Penelitian ini bertujuan untuk menjawab pertanyaan mengenai pemikiran Ibnu
Khaldun tentang pendidikan dan dampak teoritisnya terhadap pembelajaran agama
Islam. Metode pengumpulan data dalam penelitian ini adalah melalui studi
kepustakaan (Library research) dengan pendekatan historis. Analisis data
dilakukan dengan teknik analisis isi (content analysis).

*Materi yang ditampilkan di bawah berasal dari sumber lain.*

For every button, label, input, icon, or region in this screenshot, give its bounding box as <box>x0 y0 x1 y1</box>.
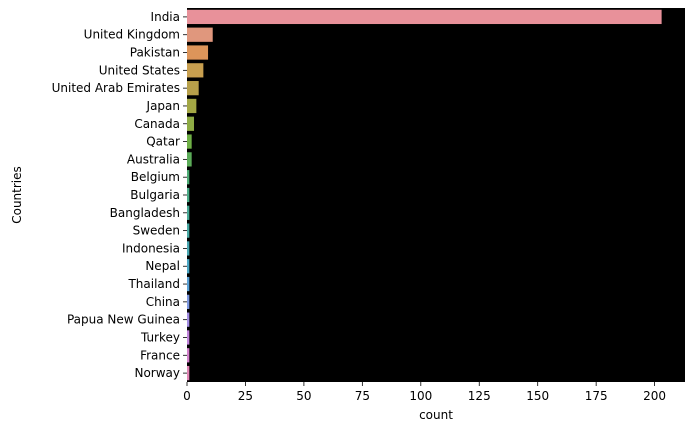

Temuan dalam penelitian ini mencakup Konsep pendidikan menurut Ibnu
Khaldun dan relevansinya terhdap pendidikan di era modern menurut perspektif
Masturi Irham, Ibnu Khaldun menekankan bahwa pendidikan adalah usaha untuk
mengembangkan seluruh potensi manusia, Tujuan pendidikan menurut Ibnu
Khaldun adalah memberikan kesempatan bagi pikiran untuk aktif dan berfungsi,
memperoleh berbagai pengetahuan sebagai alat untuk menjalani kehidupan yang
baik dalam masyarakat yang maju dan berbudaya, Ibnu Khaldun juga
mengkategorikan ilmu pengetahuan menjadi tiga jenis: ilmu lisan, ilmu naqliyah,
dan ilmu aqliyah. Metode pembelajaran yang digunakan oleh Ibnu Khaldun sangat
beragam, termasuk metode bertahap, pengulangan, kasih sayang, penyesuaian
dengan tingkat kematangan usia dalam mengajarkan Al-Quran, kesesuaian dengan
potensi siswa, penguasaan bidang tertentu, metode wisata pendidikan, latihan
persiapan, menghindari ringkasan buku, serta menghafalkan keseluruhan atau
sebagian buku secra langsung. Terdapat peran pendidik dan peserta didik. Agama
sangat penting bagi manusia, terutama bagi mereka yang berilmu dalam disiplin
apa pun. Kesimpulannya, dengan ilmu, kehidupan manusia akan lebih berkualitas,
dan dengan agama, kehidupan manusia akan lebih bermakna.
Jadi menurut peneliti sebagaimana tujuan pendidikan, kurikulum, metode
pendidikan, begitujuga dengan pendidik yang ada dalam sisdiknas, dari situ peneliti
beranggapan bahwa konsep pendidikan yang di tekankan Ibnu Khaldun ini masih
relevan dengan konsep pendidikan modern ini.
Kata kunci: Ibnu Khaldun, Pendidikan, Pembelajaran agama Islam,
Relevansinya terhadap pendidikan modern, Masturi Irham.